Predictive models are useful tools
for aqueous adsorption research;
existing models such as multilinear regression (MLR), however, can
only predict adsorption under specific equilibrium concentrations
or for certain adsorption isotherm models. Also, few studies have
discussed data processing beyond applying different modeling algorithms
to improve the prediction accuracy. In this research, we employed
a cosine similarity approach that focused on mining the available
data before developing models; this approach can mine the most relevant
data concerning the prediction target to build models and was found
to considerably improve the prediction accuracy. We then built a machine-learning
modeling process based on neural networks (NN), a group-selection
data-splitting strategy for grouped adsorption data for adsorbent–adsorbate
pairs under different equilibrium concentrations, and polyparameter
linear free energy relationships (pp-LFERs) for aqueous adsorption
of 165 organic compounds onto 50 biochars, 34 carbon nanotubes, 35
GACs, and 30 polymeric resins.

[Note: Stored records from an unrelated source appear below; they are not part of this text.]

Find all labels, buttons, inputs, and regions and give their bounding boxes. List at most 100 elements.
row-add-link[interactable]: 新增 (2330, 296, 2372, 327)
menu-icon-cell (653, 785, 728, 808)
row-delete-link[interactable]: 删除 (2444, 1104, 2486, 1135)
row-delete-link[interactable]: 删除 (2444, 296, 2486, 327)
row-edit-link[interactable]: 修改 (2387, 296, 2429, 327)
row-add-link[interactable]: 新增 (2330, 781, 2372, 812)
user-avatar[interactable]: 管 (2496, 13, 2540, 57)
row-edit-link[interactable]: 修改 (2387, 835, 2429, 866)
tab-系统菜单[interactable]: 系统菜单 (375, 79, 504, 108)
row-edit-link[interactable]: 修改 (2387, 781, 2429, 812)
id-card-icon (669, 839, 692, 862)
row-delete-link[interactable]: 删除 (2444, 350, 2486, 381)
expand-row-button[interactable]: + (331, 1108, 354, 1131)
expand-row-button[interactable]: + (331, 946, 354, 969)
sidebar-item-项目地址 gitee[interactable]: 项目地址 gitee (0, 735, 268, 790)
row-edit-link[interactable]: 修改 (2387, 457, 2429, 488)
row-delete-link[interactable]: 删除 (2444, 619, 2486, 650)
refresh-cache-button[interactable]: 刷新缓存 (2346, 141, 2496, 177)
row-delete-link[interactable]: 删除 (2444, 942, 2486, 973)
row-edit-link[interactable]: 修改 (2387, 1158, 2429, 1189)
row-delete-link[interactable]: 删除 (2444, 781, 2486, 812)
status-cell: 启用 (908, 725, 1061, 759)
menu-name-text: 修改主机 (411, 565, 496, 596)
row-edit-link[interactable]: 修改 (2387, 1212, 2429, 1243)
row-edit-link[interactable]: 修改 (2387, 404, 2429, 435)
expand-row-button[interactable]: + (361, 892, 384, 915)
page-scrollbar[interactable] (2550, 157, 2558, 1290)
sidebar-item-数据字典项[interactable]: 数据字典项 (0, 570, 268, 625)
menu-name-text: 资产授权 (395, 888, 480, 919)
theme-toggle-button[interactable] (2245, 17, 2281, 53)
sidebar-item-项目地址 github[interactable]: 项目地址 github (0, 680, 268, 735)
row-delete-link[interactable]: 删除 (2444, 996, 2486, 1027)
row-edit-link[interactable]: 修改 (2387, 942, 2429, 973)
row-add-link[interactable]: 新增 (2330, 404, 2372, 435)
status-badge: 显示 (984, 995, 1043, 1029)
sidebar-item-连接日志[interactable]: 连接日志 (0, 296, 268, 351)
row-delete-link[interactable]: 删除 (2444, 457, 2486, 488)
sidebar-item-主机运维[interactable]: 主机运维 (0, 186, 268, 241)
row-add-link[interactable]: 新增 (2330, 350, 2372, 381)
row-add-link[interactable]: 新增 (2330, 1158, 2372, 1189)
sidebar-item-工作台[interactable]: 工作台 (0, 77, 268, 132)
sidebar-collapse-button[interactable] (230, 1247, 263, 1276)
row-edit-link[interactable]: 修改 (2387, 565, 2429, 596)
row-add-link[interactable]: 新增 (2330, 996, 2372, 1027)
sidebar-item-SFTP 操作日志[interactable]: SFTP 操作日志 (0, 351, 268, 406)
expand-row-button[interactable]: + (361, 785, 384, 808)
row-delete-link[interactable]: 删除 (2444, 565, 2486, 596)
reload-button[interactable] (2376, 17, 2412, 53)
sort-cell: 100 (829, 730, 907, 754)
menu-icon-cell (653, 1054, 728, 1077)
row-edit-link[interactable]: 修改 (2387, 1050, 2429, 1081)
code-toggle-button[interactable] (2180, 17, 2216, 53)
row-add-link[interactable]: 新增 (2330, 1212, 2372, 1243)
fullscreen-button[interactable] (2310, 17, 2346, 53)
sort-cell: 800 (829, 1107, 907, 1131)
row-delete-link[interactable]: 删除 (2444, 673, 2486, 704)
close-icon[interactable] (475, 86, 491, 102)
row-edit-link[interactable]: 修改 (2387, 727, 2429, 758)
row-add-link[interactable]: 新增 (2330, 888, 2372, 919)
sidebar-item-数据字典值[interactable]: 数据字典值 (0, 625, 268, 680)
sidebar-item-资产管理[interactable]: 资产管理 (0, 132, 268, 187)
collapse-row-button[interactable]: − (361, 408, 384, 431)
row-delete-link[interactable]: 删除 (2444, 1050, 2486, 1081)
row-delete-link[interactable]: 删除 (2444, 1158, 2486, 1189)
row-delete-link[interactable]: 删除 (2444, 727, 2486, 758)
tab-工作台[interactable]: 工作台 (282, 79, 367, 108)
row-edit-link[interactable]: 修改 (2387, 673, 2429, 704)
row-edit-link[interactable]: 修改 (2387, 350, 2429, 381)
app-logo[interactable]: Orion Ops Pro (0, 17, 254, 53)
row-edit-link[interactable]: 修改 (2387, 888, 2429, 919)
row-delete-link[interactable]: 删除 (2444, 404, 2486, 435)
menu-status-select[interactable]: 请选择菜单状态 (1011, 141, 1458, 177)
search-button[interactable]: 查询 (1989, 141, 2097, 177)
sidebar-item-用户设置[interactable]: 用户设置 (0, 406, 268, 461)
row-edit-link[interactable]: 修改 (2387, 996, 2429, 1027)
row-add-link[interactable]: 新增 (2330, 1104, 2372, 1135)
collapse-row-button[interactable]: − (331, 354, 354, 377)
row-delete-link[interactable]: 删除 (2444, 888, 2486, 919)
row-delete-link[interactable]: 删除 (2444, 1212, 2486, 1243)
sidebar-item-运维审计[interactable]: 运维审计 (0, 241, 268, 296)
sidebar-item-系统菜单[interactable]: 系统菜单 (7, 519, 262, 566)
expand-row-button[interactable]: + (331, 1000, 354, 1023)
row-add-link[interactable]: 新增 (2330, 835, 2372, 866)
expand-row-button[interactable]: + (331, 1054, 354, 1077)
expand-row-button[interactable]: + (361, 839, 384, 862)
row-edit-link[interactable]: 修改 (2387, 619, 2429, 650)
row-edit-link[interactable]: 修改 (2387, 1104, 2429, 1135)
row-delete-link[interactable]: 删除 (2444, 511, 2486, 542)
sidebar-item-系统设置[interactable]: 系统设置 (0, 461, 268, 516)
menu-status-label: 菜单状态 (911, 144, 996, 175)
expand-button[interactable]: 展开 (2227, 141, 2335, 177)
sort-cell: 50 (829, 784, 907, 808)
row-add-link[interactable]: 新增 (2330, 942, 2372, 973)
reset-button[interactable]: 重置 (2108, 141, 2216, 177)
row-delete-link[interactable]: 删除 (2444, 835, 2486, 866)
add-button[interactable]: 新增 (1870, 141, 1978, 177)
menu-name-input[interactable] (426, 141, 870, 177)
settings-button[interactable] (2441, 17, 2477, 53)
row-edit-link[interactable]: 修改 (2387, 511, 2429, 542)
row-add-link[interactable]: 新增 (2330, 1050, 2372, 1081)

The final NN-LFER models were successfully
applied to various equilibrium concentrations regardless of the adsorption
isotherm models and showed less prediction deviations than the published
models with the root-mean-square errors 0.23–0.31 versus 0.23–0.97
log unit, and the predictions were improved by adding two key descriptors
(BET surface area and pore volume) for the adsorbents. Finally, interpreting
the NN-LFER models based on the Shapley values suggested that not
considering equilibrium concentration and properties of the adsorbents
in the existing MLR models is a possible reason for their higher prediction
deviations.